Suppose $F$ is an morphism between algebraic variety $V$ and $W$. Prove that the pull back $F^\#$ between the coordinate ring $C[W]$ and $C[V]$ is surjective if and only if the morphism $F$ is an isomorphism between $V$ and some algebraic subvariety of $W$.
This is an exercise from Karen.E.Smith 'An invitation to algebraic geometry.'
I can show without difficulty that if $F^\#$ is surjective, then $F$ is injective. But how to prove that the image of $F$ is a subvariety of $W$? Generally it's not true that the image of an injective morphism is an algebraic variety.
Best Answer
I will assume varieties are irreducible.

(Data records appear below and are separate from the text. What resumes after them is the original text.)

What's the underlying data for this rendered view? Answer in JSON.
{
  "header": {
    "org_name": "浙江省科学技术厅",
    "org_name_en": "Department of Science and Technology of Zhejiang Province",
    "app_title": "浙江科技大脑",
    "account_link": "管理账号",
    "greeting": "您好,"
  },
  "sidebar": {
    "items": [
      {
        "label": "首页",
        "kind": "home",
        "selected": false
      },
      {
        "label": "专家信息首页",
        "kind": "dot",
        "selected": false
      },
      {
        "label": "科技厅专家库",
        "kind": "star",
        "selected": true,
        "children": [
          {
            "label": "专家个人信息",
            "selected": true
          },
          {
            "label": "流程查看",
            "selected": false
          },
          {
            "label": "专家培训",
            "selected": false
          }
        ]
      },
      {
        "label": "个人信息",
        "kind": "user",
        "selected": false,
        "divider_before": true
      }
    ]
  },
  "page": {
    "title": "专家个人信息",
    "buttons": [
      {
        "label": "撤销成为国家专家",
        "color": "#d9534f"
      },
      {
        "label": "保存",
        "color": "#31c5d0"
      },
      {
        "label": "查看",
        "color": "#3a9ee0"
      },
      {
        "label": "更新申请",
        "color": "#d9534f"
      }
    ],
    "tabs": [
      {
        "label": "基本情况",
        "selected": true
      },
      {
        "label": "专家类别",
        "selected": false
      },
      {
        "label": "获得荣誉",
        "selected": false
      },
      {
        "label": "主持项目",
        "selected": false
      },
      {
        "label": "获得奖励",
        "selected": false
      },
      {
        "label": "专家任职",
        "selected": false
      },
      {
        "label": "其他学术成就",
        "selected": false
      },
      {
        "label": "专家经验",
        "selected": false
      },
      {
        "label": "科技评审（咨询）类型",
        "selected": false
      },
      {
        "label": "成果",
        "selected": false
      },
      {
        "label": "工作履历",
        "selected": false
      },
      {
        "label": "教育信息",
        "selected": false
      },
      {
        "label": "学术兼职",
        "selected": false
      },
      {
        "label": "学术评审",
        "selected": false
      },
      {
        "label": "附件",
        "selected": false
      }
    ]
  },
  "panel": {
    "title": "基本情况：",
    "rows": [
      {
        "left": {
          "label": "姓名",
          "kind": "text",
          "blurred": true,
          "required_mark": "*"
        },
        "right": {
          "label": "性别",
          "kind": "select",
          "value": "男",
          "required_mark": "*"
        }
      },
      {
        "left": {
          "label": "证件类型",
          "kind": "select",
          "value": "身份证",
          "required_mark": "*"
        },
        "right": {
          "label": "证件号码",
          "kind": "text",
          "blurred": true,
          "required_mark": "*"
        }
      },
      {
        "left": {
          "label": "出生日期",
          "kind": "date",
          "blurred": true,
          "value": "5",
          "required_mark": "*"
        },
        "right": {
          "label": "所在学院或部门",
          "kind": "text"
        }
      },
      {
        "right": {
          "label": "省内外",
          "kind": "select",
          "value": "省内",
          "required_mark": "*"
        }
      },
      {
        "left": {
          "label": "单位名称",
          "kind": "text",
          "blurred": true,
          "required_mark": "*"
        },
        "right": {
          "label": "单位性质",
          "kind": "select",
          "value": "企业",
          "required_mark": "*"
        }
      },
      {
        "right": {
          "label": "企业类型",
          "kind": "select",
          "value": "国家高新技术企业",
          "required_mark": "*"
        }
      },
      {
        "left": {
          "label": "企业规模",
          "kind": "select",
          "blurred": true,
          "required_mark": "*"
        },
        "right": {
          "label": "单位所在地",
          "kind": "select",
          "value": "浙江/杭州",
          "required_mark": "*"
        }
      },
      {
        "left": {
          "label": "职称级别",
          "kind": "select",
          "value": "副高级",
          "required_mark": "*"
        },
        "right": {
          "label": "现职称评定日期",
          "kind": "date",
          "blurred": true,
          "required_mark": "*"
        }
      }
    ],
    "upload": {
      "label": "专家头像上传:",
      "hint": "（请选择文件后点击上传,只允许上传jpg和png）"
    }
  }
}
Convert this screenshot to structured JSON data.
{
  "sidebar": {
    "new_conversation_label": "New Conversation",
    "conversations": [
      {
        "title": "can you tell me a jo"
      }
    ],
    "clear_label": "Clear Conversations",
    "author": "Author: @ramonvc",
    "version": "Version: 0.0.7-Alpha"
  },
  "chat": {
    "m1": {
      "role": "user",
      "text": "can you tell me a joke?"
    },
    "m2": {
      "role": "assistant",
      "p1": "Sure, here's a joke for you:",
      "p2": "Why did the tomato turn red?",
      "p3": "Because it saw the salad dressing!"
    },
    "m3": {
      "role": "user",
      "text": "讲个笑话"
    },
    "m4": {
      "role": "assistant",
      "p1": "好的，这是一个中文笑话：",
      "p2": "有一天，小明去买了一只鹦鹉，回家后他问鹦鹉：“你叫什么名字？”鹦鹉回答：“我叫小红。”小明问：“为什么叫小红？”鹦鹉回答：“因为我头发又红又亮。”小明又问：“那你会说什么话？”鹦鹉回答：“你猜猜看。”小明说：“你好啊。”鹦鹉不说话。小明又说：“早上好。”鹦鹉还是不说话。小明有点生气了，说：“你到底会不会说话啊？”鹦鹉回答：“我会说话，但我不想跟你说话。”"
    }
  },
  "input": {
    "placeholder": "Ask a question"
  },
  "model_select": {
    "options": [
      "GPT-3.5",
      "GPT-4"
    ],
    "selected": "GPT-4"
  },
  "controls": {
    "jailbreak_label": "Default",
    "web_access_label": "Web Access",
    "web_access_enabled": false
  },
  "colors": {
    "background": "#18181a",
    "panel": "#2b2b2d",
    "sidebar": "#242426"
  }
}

Let $I$ be the kernel of $f^\sharp : \mathbb{C}[W] \to \mathbb{C}[V]$. Since $f^\sharp$ is surjective, $I$ must be a prime ideal, so corresponds to some closed subvariety $Y \subseteq W$. Thus the morphism $f : V \to W$ must factor through the inclusion $Y \hookrightarrow W$. We may assume without loss of generality that $Y = W$. But then $f^\sharp$ is an isomorphism, say with two-sided inverse $g^\sharp : \mathbb{C}[V] \to \mathbb{C}[W]$, and the fundamental theorem regarding morphisms of varieties implies the morphism $g : W \to V$ corresponding to $g^\sharp$ must be a two-sided inverse for $f : V \to W$.
You are right that the image of a morphism of affine varieties need not be closed: for example, if $V = \{ (x, y) \in \mathbb{C}^2 : x y = 1 \}$, $W = \mathbb{C}$, and $f(x, y) = x$, then the image of $f$ is a not closed in $W$. But what about $f^\sharp$? Well, $\mathbb{C}[V] = \mathbb{C}[x, y] / (x y - 1)$ and $\mathbb{C}[W] = \mathbb{C}[x]$, so $f^\sharp : \mathbb{C}[V] \to \mathbb{C}[W]$ is not surjective. (In fact, it is injective!) Thus the argument in the previous paragraph does not apply.